The ULTIMATE I & II trials were large-scale, double-blind studies involving 1,094 patients with RMS across 10 countries. Patients were randomized to receive either BRIUMVI or teriflunomide. The trials were meticulously designed and led by Dr. Lawrence Steinman of Stanford University. These studies required participants to have experienced at least one relapse in the previous year, two relapses in the prior two years, or have had a T1 gadolinium-enhancing lesion in the past year.
BRIUMVI, an anti-
CD20 monoclonal antibody, targets B-cells and is glycoengineered for efficient depletion at low doses. It is approved for treating adults with various relapsing forms of multiple sclerosis, including clinically isolated syndrome, relapsing-remitting disease, and active secondary progressive disease.
BRIUMVI's safety profile includes warnings on infusion reactions, serious infections, hepatitis B reactivation, and potential risks of progressive multifocal leukoencephalopathy (PML).

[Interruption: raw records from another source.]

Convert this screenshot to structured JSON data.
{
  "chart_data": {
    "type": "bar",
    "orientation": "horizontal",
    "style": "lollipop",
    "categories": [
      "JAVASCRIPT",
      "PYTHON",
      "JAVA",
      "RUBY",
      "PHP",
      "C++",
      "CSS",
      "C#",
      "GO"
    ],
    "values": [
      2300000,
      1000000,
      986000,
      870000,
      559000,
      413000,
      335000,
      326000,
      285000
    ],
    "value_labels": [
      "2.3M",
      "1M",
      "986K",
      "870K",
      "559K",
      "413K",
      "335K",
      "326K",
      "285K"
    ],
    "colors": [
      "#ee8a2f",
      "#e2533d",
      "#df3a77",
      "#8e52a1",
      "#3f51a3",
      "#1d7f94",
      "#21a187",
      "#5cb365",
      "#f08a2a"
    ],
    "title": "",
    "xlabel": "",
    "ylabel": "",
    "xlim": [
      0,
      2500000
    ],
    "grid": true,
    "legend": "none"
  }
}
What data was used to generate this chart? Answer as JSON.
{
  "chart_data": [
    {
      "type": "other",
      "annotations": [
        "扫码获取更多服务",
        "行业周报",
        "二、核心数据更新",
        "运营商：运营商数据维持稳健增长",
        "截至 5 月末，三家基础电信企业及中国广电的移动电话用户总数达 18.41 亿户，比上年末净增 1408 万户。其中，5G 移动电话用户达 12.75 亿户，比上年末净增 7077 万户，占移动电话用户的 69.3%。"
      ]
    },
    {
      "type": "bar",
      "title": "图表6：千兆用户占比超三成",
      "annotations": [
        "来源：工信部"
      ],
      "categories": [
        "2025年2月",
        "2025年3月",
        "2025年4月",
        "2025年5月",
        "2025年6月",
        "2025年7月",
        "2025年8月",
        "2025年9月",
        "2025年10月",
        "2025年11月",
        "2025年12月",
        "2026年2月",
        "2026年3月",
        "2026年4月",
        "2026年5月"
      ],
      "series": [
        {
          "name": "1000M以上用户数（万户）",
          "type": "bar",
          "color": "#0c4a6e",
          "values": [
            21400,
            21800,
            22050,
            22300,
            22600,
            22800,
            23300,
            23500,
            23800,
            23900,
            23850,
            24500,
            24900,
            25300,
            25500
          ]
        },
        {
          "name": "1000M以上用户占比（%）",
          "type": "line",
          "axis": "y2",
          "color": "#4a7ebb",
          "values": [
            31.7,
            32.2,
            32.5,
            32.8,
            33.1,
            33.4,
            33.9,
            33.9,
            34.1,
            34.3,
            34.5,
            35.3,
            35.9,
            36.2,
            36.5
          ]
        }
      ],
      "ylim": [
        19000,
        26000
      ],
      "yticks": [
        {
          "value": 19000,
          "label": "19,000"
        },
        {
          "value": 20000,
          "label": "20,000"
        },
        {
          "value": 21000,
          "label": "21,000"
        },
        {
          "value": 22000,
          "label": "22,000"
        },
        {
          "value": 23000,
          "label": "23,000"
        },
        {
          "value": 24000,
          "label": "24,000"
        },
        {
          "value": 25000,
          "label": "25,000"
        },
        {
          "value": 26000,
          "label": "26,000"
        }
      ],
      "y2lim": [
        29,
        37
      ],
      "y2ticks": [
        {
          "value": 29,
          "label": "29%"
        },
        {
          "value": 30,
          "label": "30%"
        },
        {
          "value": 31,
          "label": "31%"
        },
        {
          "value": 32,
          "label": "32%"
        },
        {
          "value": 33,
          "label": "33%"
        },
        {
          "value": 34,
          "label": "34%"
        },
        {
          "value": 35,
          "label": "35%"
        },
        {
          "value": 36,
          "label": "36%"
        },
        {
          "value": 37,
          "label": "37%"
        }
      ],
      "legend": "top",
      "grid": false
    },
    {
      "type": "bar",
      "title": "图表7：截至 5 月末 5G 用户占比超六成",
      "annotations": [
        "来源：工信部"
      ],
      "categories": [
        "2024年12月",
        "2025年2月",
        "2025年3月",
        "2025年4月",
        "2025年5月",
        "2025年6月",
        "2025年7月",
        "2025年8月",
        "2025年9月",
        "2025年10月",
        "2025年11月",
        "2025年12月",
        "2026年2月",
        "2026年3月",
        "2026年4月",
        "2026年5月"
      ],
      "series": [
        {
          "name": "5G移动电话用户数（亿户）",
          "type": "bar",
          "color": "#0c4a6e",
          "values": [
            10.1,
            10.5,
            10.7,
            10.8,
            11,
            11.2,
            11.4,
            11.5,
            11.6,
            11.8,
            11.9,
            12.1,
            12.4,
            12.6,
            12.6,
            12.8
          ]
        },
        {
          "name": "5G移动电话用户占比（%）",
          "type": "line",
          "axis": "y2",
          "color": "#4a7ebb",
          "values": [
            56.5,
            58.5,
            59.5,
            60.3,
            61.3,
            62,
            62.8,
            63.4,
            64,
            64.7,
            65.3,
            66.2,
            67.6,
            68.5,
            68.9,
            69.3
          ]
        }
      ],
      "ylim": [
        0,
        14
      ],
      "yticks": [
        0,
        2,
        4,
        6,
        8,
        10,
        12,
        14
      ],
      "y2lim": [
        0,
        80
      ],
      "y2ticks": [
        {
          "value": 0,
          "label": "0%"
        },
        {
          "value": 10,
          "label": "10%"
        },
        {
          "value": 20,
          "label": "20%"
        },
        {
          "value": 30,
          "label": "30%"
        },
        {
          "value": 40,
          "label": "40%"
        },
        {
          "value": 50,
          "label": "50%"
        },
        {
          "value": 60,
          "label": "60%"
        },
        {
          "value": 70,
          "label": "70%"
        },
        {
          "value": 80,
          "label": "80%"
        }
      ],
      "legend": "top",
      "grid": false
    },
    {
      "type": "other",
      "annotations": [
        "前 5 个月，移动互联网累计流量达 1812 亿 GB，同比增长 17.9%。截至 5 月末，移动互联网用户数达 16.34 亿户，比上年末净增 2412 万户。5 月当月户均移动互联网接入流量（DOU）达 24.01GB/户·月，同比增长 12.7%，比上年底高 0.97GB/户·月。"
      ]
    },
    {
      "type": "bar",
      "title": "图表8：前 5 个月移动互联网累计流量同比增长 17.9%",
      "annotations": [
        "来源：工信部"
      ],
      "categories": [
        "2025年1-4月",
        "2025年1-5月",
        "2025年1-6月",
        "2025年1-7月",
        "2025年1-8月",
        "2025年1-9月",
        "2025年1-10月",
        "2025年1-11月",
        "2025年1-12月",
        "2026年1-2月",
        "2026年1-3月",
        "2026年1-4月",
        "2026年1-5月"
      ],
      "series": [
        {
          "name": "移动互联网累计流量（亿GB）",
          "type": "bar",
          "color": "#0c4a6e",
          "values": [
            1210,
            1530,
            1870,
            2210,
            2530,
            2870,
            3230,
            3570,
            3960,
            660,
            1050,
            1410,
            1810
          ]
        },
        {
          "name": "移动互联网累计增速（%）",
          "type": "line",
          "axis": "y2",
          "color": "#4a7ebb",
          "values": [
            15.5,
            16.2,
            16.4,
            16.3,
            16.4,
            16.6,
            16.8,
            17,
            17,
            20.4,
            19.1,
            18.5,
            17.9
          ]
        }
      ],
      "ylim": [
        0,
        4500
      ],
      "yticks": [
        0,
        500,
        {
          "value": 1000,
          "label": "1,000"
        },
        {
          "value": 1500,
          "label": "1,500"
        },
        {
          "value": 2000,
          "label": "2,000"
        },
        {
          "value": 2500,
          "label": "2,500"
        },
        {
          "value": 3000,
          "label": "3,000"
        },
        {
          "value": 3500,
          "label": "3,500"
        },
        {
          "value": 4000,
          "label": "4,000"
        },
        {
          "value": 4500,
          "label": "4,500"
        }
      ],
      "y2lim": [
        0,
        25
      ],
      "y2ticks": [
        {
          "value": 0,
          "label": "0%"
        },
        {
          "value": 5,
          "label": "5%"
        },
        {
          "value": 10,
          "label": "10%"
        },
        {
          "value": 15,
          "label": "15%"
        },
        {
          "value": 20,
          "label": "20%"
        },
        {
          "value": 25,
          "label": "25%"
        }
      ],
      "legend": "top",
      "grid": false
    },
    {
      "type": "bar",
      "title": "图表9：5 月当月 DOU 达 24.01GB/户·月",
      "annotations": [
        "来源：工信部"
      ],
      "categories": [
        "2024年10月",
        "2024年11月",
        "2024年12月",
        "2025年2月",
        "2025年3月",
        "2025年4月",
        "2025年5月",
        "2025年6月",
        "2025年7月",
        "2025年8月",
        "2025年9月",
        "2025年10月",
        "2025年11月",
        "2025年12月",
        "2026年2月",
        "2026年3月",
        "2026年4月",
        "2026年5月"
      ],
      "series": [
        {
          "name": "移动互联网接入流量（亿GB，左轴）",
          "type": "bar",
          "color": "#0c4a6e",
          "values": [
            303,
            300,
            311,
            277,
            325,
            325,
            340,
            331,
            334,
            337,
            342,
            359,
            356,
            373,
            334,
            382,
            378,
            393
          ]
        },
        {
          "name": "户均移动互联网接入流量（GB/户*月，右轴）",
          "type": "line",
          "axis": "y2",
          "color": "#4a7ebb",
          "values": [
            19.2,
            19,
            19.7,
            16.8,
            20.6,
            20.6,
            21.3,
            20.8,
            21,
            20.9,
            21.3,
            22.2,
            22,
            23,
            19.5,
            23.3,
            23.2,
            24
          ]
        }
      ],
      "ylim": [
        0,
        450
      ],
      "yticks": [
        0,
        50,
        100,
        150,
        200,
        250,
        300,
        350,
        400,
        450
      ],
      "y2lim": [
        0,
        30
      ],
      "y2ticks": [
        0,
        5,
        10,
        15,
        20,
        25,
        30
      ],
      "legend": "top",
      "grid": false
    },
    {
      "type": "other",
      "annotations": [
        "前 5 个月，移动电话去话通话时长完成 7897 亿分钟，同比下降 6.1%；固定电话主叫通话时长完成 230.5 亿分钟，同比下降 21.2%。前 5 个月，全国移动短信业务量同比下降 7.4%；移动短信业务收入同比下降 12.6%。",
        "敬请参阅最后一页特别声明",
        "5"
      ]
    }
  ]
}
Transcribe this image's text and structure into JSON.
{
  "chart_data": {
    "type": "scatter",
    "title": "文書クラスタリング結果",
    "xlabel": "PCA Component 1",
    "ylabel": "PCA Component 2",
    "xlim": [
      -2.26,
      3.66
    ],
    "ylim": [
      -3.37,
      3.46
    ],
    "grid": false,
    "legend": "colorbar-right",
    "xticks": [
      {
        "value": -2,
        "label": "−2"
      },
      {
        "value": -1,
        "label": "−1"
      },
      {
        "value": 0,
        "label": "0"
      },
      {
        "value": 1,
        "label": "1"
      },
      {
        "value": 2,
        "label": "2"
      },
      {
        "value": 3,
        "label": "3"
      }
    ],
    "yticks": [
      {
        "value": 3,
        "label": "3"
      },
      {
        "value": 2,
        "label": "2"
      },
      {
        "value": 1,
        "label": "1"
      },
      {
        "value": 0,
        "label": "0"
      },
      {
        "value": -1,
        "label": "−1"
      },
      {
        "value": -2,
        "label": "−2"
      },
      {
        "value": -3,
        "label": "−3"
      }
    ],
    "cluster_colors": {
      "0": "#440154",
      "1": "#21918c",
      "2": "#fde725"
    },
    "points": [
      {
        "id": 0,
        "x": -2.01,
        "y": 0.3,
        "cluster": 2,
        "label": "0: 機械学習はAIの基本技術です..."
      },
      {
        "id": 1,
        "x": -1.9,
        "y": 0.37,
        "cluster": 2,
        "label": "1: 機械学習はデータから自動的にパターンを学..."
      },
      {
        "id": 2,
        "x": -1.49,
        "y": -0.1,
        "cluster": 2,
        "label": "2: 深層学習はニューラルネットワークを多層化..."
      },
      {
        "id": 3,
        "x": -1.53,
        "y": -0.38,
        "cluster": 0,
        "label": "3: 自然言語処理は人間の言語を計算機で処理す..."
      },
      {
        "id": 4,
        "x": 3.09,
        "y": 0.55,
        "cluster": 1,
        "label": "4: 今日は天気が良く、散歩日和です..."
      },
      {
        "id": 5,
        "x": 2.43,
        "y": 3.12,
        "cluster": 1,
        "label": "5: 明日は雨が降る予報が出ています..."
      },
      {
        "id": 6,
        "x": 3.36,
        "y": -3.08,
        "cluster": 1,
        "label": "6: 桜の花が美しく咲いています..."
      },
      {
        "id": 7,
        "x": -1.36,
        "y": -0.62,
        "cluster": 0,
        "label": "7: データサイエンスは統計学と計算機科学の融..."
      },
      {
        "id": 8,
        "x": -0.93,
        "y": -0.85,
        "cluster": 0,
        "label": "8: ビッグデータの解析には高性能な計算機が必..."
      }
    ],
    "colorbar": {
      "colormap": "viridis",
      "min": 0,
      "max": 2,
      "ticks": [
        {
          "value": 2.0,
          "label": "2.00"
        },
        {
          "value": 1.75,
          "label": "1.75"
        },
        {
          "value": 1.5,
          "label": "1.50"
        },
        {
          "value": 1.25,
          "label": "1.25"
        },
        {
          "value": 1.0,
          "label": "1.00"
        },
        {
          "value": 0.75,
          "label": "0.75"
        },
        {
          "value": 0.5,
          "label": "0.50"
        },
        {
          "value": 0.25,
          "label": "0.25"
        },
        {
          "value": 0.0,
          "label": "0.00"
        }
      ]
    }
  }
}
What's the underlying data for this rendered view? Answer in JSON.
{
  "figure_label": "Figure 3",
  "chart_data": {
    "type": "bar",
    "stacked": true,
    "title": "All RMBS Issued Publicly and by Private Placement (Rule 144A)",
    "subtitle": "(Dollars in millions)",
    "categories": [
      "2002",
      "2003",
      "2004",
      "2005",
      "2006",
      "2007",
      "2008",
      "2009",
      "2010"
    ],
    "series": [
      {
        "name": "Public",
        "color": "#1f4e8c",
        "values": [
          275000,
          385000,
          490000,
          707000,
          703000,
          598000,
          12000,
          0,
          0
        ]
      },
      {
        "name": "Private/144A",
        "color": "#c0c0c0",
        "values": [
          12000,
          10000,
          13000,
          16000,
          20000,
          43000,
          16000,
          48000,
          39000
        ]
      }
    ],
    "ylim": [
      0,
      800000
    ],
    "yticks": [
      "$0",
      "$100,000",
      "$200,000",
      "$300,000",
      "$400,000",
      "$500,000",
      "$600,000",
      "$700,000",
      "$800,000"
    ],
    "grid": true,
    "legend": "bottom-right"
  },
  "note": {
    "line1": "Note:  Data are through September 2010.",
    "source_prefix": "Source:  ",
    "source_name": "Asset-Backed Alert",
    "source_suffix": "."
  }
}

Vaccinations, particularly live vaccines, require careful timing in relation to BRIUMVI treatment. There are also specific recommendations for monitoring immunoglobulin levels and managing potential fetal risks during pregnancy.
TG Therapeutics, Inc., is committed to enhancing patient support through specialized programs and continues to advance its pipeline of treatments for B-cell diseases. Their focus remains on developing and commercializing innovative therapies, with BRIUMVI being a significant addition to their portfolio, addressing the needs of patients with relapsing forms of multiple sclerosis.